The classic OOP examples ("This class is a car, this Mercedes class inherits from the car class, it also has a method to move, and this Mercedes object is an instance of a Mercedes") are pretty easy to grasp for a person of normal intelligence. The frustration is to then apply this when you are stuck thinking in a procedural or functional model. However once you have learned for example how to handle a database connection, you start to apply that on your own and when a similar problem comes along, you start to notice patterns: "This is really similar to the db object, I know I did right, because I just copied the concept, so I will do this in a similar way." After that learning the design patterns is quite easy, too. But at first knowing what - in this example a - singleton is does not get you anywhere, because generally you do not know how to start.

1 comments

If you think inheritance is central to OOP, then you are mistaken. The most important aspect of OOP is dynamic dispatch (e.g. objects accessed through Java interfaces), and that's closely related to the idea of messaging. Have a read of what other people are writing here.
A language without classes that feature inheritance (at least single) can be used for OOP, but cannot be said to have support for it. It may not be central, but it is important.

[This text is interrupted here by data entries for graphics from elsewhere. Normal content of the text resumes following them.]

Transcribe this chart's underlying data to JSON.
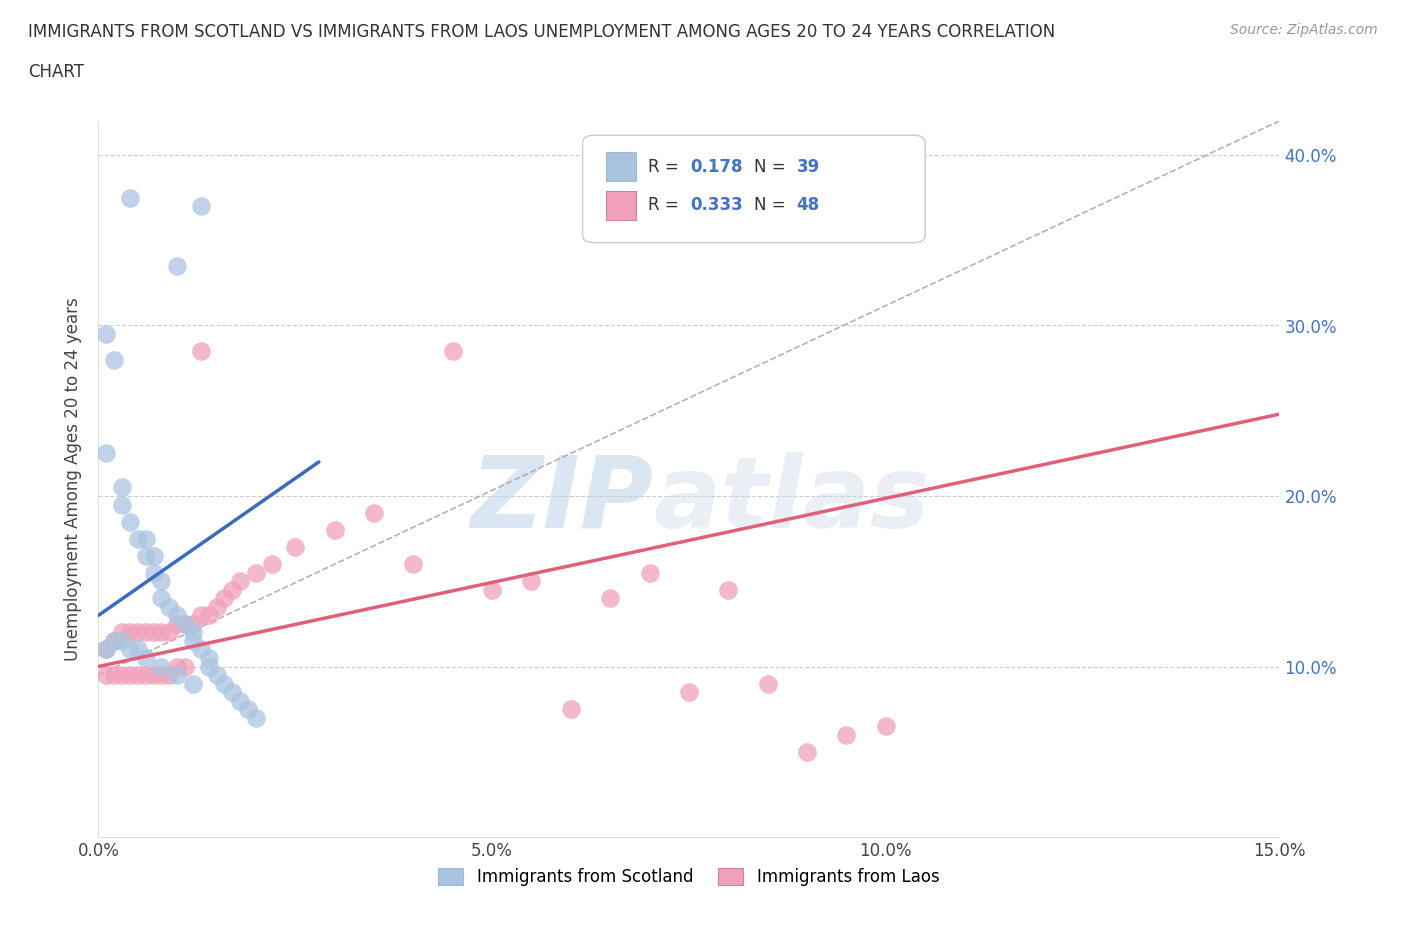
{
  "title_line1": "IMMIGRANTS FROM SCOTLAND VS IMMIGRANTS FROM LAOS UNEMPLOYMENT AMONG AGES 20 TO 24 YEARS CORRELATION",
  "title_line2": "CHART",
  "source": "Source: ZipAtlas.com",
  "ylabel": "Unemployment Among Ages 20 to 24 years",
  "xlim": [
    0.0,
    0.15
  ],
  "ylim": [
    0.0,
    0.42
  ],
  "xticklabels": [
    "0.0%",
    "5.0%",
    "10.0%",
    "15.0%"
  ],
  "xtick_vals": [
    0.0,
    0.05,
    0.1,
    0.15
  ],
  "ytick_vals": [
    0.1,
    0.2,
    0.3,
    0.4
  ],
  "yticklabels_right": [
    "10.0%",
    "20.0%",
    "30.0%",
    "40.0%"
  ],
  "scotland_R": "0.178",
  "scotland_N": "39",
  "laos_R": "0.333",
  "laos_N": "48",
  "scotland_color": "#aac4e0",
  "laos_color": "#f0a0b8",
  "scotland_line_color": "#3a6bbf",
  "laos_line_color": "#e0607a",
  "grid_color": "#cccccc",
  "right_tick_color": "#4472c4",
  "watermark1": "ZIP",
  "watermark2": "atlas",
  "legend_box_color": "#e8f0f8",
  "scotland_pts_x": [
    0.004,
    0.013,
    0.01,
    0.001,
    0.002,
    0.001,
    0.003,
    0.003,
    0.004,
    0.005,
    0.006,
    0.006,
    0.007,
    0.007,
    0.008,
    0.008,
    0.009,
    0.01,
    0.011,
    0.012,
    0.012,
    0.013,
    0.014,
    0.014,
    0.015,
    0.016,
    0.017,
    0.018,
    0.019,
    0.02,
    0.002,
    0.003,
    0.004,
    0.005,
    0.006,
    0.008,
    0.01,
    0.012,
    0.001
  ],
  "scotland_pts_y": [
    0.375,
    0.37,
    0.335,
    0.295,
    0.28,
    0.225,
    0.205,
    0.195,
    0.185,
    0.175,
    0.175,
    0.165,
    0.165,
    0.155,
    0.15,
    0.14,
    0.135,
    0.13,
    0.125,
    0.12,
    0.115,
    0.11,
    0.105,
    0.1,
    0.095,
    0.09,
    0.085,
    0.08,
    0.075,
    0.07,
    0.115,
    0.115,
    0.11,
    0.11,
    0.105,
    0.1,
    0.095,
    0.09,
    0.11
  ],
  "laos_pts_x": [
    0.001,
    0.001,
    0.002,
    0.002,
    0.003,
    0.003,
    0.004,
    0.004,
    0.005,
    0.005,
    0.006,
    0.006,
    0.007,
    0.007,
    0.008,
    0.008,
    0.009,
    0.009,
    0.01,
    0.01,
    0.011,
    0.011,
    0.012,
    0.013,
    0.014,
    0.015,
    0.016,
    0.017,
    0.018,
    0.02,
    0.022,
    0.025,
    0.03,
    0.035,
    0.04,
    0.045,
    0.05,
    0.055,
    0.06,
    0.065,
    0.07,
    0.075,
    0.08,
    0.085,
    0.09,
    0.095,
    0.1,
    0.013
  ],
  "laos_pts_y": [
    0.11,
    0.095,
    0.115,
    0.095,
    0.12,
    0.095,
    0.12,
    0.095,
    0.12,
    0.095,
    0.12,
    0.095,
    0.12,
    0.095,
    0.12,
    0.095,
    0.12,
    0.095,
    0.125,
    0.1,
    0.125,
    0.1,
    0.125,
    0.13,
    0.13,
    0.135,
    0.14,
    0.145,
    0.15,
    0.155,
    0.16,
    0.17,
    0.18,
    0.19,
    0.16,
    0.285,
    0.145,
    0.15,
    0.075,
    0.14,
    0.155,
    0.085,
    0.145,
    0.09,
    0.05,
    0.06,
    0.065,
    0.285
  ],
  "scot_line_x": [
    0.0,
    0.028
  ],
  "scot_line_y": [
    0.13,
    0.22
  ],
  "laos_line_x": [
    0.0,
    0.15
  ],
  "laos_line_y": [
    0.1,
    0.248
  ],
  "dash_line_x": [
    0.0,
    0.15
  ],
  "dash_line_y": [
    0.095,
    0.42
  ]
}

Java Interfaces are in fact an example of inheritance. Moreover, they are an example of "non OOP inheritance": it's an inheritance of type checking that actually doesn't bring any attributes to an object. It exists in support of compiler diagnostics and compile-time optimization of dispatch.

In some languages (even ones that do support inheritance very well) objects of different types can be substitutable over a common set of functions without any explicit inheritance of interfaces or anything.

We can make a Dog and Cat class in complete isolation from each other, with no common dependency, and give them a speak() method. Then pass an instance of either class to some function which just calls arg.speak(). This produces "bark!" if arg is a Dog, or "meow!" if it is a Cat.

A Java-style interface just makes this dispatch easier to optimize via a static type system, and to implement checks. The function cannot call arg.speak() unless arg is a reference to an ICanSpeak type. That is assured externally because code which passes anything else to that function will not compile. Thus Dog and Cat must inherit this ICanSpeak, which causes their instances to be eligible as arguments to that function. When they implement speak(), their implementation is type-checked against ICanSpeak's speak(): to have the right number of properly typed arguments.